You can get it for less.
Wat, 3GB Swap file and you are swapping 1.6GB on Disk, on a cheap VPS.
You aware this causes high I/O usage, which is a reason to suspend you?
iotop doesn't seem so busy... though I will collect iotop logs over a period of time.
https://termbin.com/hby59
Doesn't seem to be writing enough to be considered high i/o. It's busy, sure, but it's not writing a lot. Few hundred KB at most upon each iteration of iotop.
What you are seeing is the initial swapping in the beginning, after which it stabalizes itself unless you need to reboot, which I don't need to do so frequently. I'm not sure how to collect vmstat data. It doesn't have an option for non-interactive seemingly.
This is basically equivalent to a web or self hosted service where the disk is being written to frequently but not under any conditions that might cause thrashing or unacceptably high i/o.
Furthermore, most of the active paging I see is in compressed memory and not to disk post initial swapping upon boot up and container boot up.
512MB of that SWAP is actually ZRAM. Then we have 40% of 1G which is roughly 400MB being compressed by ZSWAP. Most of the active paging is happening between memory to compressed memory before it hits the disk. Disk i/o is not much, but swapping is frequent due to ZRAM/ZSWAP compression.
I'll continue monitoring vmstat and swap i/o over time and see how that looks.
Unless I'm incorrect/wrong, which is likely.
New Debian Release going to ship LXD 5.0.
https://wiki.debian.org/LXD
Thanks for the update. That will be awesome. Hopefully Debian's implementation would be more stable than Ubuntu's.
So, I've been monitoring /swapfile i/o and other stats, and here are the numbers for the 2x 1G Racknerd nodes:
And node 2:
Sure, we see 1.5x G in SWAP, but CPU is idle at 10% usually, no more, barely any spikes even when delivering mail which is my primary use case for the 1G nodes.

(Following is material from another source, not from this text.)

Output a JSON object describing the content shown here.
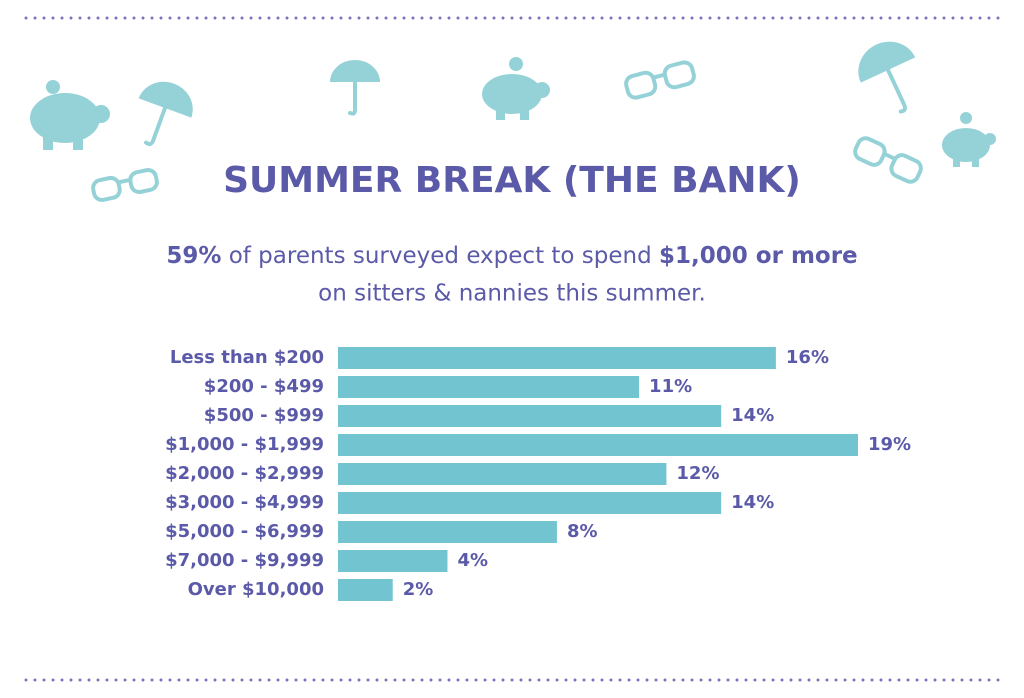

Disk i/o is minimal at most. I do not see any kworker threads consuming disk i/o for /swapfile or the /dev/vda2 swap partition,
vmstat -d
and other tools likeperf
.And here are the numbers averaged for a day
Both 1G nodes idle at 10% CPU and swap in and out of zswap to zram. There is no issue with high i/o, high swap i/o, high CPU usage or any other noise which might attract the attention of the providers.
In previous screenshots I was using the system a lot, installing, updating, etc. so the load seemed high. But when it's just sitting there doing its job, it's not bad at all.
I should mention the updated tweaking to swapping: On a 1G node, you want 256MB ZRAM, 20% pool space in ZSWAP, zstd compressor for both, and sysctl.conf
My initial config of 100% swappiness was causing a bit too much swapping to occur, down to 60-80% seems to work well, reduce the cache pressure to 50% of our original value, don't start telling dirty processes to purge until we have 60% reached capacity and at 50% dirty ratio.
Play around with the numbers here and see what works best for you.
Let's see how Debian 12 do. Cheers folks, thanks for reading!
Whats software in the screenshot?
May i know how to handle the inbound public IP address when the VPS migration to another node?
@stoned I like your idea! Sounds like a fun thing to try.